Every week seems to bring news of yet another website hacked, user accounts compromised, or personal data stolen or misused. Just recently, many Facebook users were required to change their passwords because of hacks at Adobe, a completely different company. Why? Because hackers know that users frequently re-use the same password at multiple websites. This is just one of many reasons that the system of passwords as it exists today is hopelessly broken. And while today it might be a social media website, tomorrow it could be your bank, health services providers, or even public utilities. Two complementary national initiatives aim to do better before the impacts of this problem grow even worse.

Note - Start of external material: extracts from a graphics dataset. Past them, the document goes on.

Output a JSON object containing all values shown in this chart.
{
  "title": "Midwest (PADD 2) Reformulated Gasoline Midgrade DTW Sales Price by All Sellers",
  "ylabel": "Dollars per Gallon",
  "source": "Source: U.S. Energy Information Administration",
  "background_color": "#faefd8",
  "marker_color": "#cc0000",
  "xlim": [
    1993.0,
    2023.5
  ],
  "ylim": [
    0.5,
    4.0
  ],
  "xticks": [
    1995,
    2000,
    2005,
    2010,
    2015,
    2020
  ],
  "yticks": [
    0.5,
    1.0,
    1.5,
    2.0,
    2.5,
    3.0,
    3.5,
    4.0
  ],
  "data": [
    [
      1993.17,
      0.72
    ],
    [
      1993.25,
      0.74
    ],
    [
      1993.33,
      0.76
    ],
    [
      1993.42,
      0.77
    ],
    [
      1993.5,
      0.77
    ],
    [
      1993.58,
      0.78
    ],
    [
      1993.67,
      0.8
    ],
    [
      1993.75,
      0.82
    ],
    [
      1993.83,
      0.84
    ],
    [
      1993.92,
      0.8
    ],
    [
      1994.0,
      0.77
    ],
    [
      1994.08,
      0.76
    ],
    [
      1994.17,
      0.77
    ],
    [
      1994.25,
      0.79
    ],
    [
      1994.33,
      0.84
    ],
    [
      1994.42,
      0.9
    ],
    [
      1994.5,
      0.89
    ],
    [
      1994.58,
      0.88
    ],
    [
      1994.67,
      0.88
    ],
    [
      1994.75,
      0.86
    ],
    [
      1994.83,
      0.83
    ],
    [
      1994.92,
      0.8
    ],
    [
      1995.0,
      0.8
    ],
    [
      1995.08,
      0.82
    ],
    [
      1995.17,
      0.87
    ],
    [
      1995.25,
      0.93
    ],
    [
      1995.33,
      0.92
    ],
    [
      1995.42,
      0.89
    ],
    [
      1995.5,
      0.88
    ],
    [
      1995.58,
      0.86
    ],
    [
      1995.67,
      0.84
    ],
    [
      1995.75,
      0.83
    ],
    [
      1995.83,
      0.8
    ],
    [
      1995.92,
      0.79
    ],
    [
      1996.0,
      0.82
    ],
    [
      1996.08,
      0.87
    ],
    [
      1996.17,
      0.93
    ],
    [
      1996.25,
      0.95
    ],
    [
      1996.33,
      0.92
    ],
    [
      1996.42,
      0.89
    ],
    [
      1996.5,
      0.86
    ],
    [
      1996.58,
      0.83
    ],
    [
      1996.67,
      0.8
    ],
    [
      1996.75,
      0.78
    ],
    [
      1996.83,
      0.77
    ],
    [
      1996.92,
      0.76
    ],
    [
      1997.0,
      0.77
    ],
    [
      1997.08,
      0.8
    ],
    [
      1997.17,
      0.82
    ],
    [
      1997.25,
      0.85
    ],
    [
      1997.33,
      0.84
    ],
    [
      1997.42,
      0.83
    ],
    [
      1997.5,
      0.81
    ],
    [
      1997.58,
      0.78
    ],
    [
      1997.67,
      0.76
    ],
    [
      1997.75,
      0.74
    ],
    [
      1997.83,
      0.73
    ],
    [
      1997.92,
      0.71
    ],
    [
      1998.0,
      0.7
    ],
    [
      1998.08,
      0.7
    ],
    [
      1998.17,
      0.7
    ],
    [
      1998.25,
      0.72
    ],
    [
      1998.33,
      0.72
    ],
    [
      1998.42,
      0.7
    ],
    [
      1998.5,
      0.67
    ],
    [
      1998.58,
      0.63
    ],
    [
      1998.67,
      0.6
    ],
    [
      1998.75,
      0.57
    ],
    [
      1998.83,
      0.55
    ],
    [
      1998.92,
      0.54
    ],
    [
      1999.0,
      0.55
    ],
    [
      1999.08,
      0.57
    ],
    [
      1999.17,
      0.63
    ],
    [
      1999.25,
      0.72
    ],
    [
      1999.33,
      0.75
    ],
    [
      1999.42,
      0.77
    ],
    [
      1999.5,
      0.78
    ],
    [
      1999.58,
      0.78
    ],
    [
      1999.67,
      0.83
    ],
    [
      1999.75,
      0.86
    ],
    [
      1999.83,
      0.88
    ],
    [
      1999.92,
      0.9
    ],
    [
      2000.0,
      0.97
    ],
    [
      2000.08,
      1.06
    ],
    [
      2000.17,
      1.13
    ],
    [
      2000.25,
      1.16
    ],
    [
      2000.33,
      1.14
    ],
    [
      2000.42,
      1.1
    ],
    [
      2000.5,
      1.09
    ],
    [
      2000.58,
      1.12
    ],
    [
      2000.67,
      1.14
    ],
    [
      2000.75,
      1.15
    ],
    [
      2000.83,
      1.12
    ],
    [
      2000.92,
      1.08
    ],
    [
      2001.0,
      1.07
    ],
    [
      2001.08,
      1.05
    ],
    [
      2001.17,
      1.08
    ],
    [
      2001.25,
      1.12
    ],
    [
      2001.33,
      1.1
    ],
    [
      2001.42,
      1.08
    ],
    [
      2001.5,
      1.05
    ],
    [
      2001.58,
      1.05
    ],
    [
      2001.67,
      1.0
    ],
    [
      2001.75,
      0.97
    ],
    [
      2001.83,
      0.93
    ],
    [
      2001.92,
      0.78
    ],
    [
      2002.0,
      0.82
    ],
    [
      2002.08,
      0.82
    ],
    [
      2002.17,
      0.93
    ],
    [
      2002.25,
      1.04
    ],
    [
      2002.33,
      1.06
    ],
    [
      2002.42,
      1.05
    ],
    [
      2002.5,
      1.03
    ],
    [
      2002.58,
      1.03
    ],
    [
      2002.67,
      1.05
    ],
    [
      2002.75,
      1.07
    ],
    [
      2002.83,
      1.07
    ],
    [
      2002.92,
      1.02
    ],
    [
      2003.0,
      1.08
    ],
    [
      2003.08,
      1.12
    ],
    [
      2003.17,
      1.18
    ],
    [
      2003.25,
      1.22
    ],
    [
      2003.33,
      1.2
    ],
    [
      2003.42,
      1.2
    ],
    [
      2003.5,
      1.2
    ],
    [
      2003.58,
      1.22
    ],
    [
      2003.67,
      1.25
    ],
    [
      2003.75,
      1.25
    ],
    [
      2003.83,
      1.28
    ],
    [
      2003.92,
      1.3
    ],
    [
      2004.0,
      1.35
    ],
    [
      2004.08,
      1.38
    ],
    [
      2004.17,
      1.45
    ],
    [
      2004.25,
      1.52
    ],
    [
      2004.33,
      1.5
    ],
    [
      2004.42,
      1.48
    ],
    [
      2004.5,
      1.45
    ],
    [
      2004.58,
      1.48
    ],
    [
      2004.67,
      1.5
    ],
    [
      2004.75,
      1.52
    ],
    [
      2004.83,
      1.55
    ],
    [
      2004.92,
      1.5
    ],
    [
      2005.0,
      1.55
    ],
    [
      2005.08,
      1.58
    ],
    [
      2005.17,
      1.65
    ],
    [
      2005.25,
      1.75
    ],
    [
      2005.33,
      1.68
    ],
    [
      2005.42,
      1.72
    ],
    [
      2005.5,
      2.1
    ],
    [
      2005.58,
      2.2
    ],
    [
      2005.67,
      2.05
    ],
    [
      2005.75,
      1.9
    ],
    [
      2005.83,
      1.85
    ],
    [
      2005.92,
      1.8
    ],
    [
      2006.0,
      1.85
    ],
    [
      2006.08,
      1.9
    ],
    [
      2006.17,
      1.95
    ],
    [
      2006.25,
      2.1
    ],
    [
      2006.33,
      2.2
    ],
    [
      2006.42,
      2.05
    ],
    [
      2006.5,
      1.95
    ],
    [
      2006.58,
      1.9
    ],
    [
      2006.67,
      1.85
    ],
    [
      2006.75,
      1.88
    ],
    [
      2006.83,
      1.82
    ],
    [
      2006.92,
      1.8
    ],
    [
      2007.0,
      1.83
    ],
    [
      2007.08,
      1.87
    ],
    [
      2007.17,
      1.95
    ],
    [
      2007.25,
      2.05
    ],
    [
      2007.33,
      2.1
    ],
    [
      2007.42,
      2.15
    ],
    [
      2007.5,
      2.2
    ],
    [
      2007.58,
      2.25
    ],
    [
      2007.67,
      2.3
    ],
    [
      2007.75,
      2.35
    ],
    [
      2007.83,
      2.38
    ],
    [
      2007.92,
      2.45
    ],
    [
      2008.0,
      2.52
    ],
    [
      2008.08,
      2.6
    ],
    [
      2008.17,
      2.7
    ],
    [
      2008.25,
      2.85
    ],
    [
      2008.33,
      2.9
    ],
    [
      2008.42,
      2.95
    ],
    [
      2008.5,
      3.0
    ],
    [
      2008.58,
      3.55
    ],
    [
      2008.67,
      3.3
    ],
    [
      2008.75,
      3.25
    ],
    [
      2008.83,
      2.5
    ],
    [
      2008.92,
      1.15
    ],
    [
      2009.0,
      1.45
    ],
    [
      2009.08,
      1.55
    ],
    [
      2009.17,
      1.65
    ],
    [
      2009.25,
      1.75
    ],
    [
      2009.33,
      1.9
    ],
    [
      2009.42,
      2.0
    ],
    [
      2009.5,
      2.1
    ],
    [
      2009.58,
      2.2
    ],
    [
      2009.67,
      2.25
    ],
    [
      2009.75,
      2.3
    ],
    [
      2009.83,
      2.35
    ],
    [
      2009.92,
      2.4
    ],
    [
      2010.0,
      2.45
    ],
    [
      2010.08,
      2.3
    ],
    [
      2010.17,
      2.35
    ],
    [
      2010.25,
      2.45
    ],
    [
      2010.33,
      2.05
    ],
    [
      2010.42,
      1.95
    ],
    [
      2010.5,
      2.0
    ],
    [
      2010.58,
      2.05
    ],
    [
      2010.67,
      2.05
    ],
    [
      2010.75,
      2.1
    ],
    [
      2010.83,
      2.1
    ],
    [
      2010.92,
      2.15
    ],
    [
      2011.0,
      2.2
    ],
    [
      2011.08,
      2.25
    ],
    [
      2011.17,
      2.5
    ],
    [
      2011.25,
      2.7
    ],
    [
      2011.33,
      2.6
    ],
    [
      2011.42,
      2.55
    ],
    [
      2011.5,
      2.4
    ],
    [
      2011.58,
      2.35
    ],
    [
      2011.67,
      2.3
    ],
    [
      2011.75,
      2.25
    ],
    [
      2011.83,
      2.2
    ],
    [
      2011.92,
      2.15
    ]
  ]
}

Developed in 2011, the National Strategy for Trusted Identities in Cyberspace (NSTIC) is a key Administration initiative to work collaboratively with the private sector, advocacy groups, public sector agencies, and other organizations to improve the privacy, security, and convenience of sensitive online transactions. NSTIC calls for the creation of an Identity Ecosystem – an online environment in which individuals can trust each other because they follow agreed-upon standards to authenticate their digital identities. What this means for individual users is that they will be able to choose from a variety of more secure, privacy-enhancing identity solutions that they can use in lieu of passwords for safer, more convenient experiences everywhere they go online.
The NSTIC also helps multiple sectors in the online marketplace, because trusted identities provide a variety of benefits: enhanced security, improved privacy, new types of transactions, reduced costs, and better customer service. The National Institute of Standards and Technology (NIST) is leading implementation of the NSTIC.